Martynenko has repeatedly denied all the accusations and described them as part of a smear campaign against him.

Arsen Avakov

Sytnyk also said they were seeking to take a case against Avakov from the Prosecutor General's Office.

Last July the Prosecutor General's Office opened an investigation into the supplies of backpacks produced by a firm allegedly linked to Avakov's family to the Interior Ministry.

In January activists published video footage featuring Avakov's son Oleksandr that critics say proves his involvement in the supply scheme.

Avakov denies the accusations.

Illegal amber production

Another case whose transfer the prosecutor's office is blocking, according to Sytnyk, is that against Oleh Nazaruk, a deputy head of the Security Service of Ukraine's Rivne Oblast branch.

He is accused of taking a bribe for illegal amber production. Prosecutors have filed a notice of suspicion for Nazaruk but it was subsequently canceled by a court.

The Prosecutor General's Office claims that the National Anti-Corruption Bureau has no right to request the case because Nazaruk is not included in the category of officials who should be investigated exclusively by the bureau. Prosecutors also allege that the amount of the bribe is smaller than those the bureau is supposed to investigate.

But Manzhura said the case could involve several officials who must be investigated by the National Anti-Corruption Bureau and the amounts of bribery could be much bigger. Under Ukrainian law, the bureau has a right to request not only cases against top officials involving large-scale corruption but also any cases that it deems necessary for carrying out other corruption investigations, Manzhura added.

One of the reasons why prosecutors are not willing to transfer the amber production case is alleged evidence that it could be linked to the leadership of the Prosecutor General's Office and the Interior Ministry, Kaleniuk said.

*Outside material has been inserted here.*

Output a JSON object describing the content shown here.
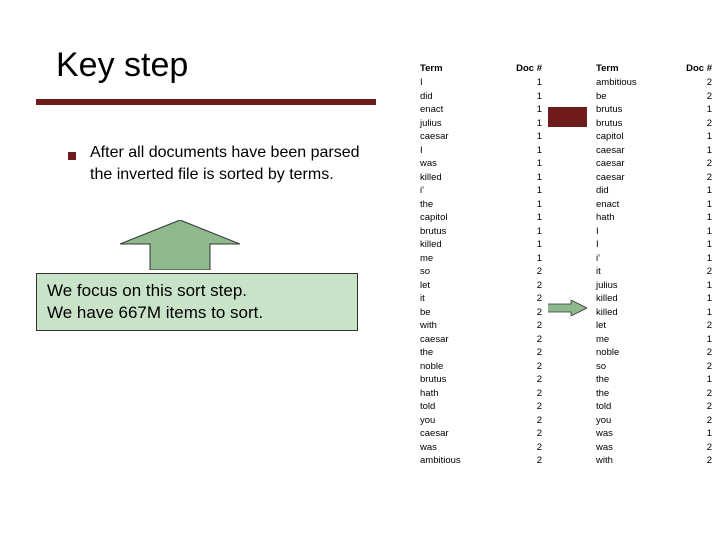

"The investigation led the prosecutor's office to itself," she said. "This is one of the reasons why they are not transferring it." 

The prosecutor's office and the Interior Ministry did not immediately reply to requests for comment on the amber scheme.

Parliament blocking anti-corruption moves

Another government body that is sabotaging anti-corruption initiatives is the Verkhovna Rada, Sytnyk said.

Parliament ceased to be an ally of the bureau when it received real graft-fighting tools, he said, adding that lawmakers were afraid of being investigated.

For instance, the Verkhovna Rada is blocking a bill aimed at making the privatization of state companies more transparent, Sytnyk said.

He said some lawmakers were allegedly planning to divvy up state assets "at a discount" between themselves and promised to name them in the future.

He said that lawmakers were also thwarting the introduction of electronic property declarations for government officials.

Lawmakers are afraid not only of criminal liability for incorrect declarations but also of being punished for failing to explain the sources of their wealth if they declare it, Sytnyk said.

Last month the Verkhovna Rada passed a bill introducing electronic declarations but inserted numerous loopholes for corrupt officials and postponed responsibility for fraudulent declarations until next year.

The legislation has been harshly criticized by civil society and EU officials and was one of the reasons for a delay in switching to a visa-free regime with the EU. President Petro Poroshenko vetoed the bill on March 12 due to the criticism.